A primeira noite de um homem
Homem sofre ao dormir na casa da mulher que acabou de conhecer. Não é um momento glorioso do nosso gênero, da nossa condição. Trata-se de um laboratório de coragem e desapego.
Ao acordar de ressaca, sonhando com uma aspirina, você não sabe se existe cachorro bravo solto por ali, caturrita voando, gato possessivo ou mesmo alguém de pé. Não tem ideia se a pessoa mora sozinha ou com a família. Não pode sair do quarto com uma tanga de Tarzan e correr o risco de se deparar com o pai desprevenido comendo torradas com geleia no café da manhã. Para o futuro sogro, talvez seja um desjejum impactante.
São grandes as chances de pisar em ovos mexidos alheios, adentrando-se num território nebuloso, enigmático, perigoso, soberbo, de casualidades nada agradáveis.
Não houve aquele tempo demorado de conversa, aquela intimidade de confissões para desfrutar de informações privilegiadas sobre onde se encontra e com quem. É o início da relação, marcado pela atração, pela química, pela pele.
Não pretende despertar e incomodar a sua paquera. Pulará da cama dando échappé de um bailarino, sem chamar atenção, sem fazer barulho. Rezará para que a chave esteja na porta e para não ser torturado pelo embaraço de adivinhar a senha de segurança na saída da portaria.
Não tem noção sequer de onde é o banheiro. Precisa recolher suas roupas no chão e vesti-las amassadas para ir ao trabalho. Sofrerá para encontrar as meias - uma sempre está visível e a outra num lugar absurdo.

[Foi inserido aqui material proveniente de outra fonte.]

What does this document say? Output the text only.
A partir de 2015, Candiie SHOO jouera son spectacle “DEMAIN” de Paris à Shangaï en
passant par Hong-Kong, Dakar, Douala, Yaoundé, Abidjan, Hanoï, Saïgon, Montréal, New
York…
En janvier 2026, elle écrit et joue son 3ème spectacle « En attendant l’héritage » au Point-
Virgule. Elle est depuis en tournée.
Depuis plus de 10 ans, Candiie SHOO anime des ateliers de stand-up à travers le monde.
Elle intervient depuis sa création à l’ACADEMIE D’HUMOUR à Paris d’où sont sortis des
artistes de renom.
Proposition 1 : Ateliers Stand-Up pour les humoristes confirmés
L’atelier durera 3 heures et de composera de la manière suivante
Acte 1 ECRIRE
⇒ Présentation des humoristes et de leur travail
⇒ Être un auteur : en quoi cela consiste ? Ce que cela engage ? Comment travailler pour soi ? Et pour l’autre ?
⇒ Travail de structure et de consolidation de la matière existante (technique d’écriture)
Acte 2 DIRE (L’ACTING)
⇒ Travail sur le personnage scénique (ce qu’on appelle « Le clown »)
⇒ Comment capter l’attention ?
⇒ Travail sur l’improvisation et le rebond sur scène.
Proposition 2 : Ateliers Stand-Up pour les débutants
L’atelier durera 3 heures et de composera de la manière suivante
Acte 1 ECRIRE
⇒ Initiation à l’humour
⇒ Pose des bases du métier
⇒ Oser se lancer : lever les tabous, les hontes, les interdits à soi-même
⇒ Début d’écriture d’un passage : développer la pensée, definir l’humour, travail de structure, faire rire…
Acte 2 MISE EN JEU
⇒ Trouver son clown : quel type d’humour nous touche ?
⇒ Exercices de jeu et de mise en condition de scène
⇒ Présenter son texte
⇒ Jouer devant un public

Será obrigado a usar, inclusive, a mesma cueca da noite anterior. É um rei que virou abóbora indigente depois da meia-noite. Como homem não tem bolsa, não dispõe nem de sua escova de dente consigo. Não contará com nenhum item de primeira necessidade à mão.
Na minha primeira noite no apartamento de minha esposa, quando estávamos começando a namorar, não conhecia nada do espaço dela. Na hora do banho, suei frio com dilemas domésticos: profanar ou não a única toalha no cabideiro? Ou secar-me com a toalha de rosto? O que seria menos pior?
Para corrigir os fios nervosos da barba no pescoço, não ficaria chato empregar a sua gilete rosa? Só havia desodorante de rolo. O que depilaria o meu sovaco à força. Não encontrava nada que satisfizesse a minha higiene no seu armarinho sem produzir um choque cultural.
No box, dezenas de xampus me deixavam tonto. Cabia-me escolher algum mais neutro, menos floral. Depois de cheirar todos, optei por uma fragrância mais simples, mais masculina. Enchi a minha barba com ela, passei pelo meu peito, forcei a espuma. No fim, gostei do resultado. Até fui ver o nome no rótulo do produto para comprar um para mim: era sabonete íntimo.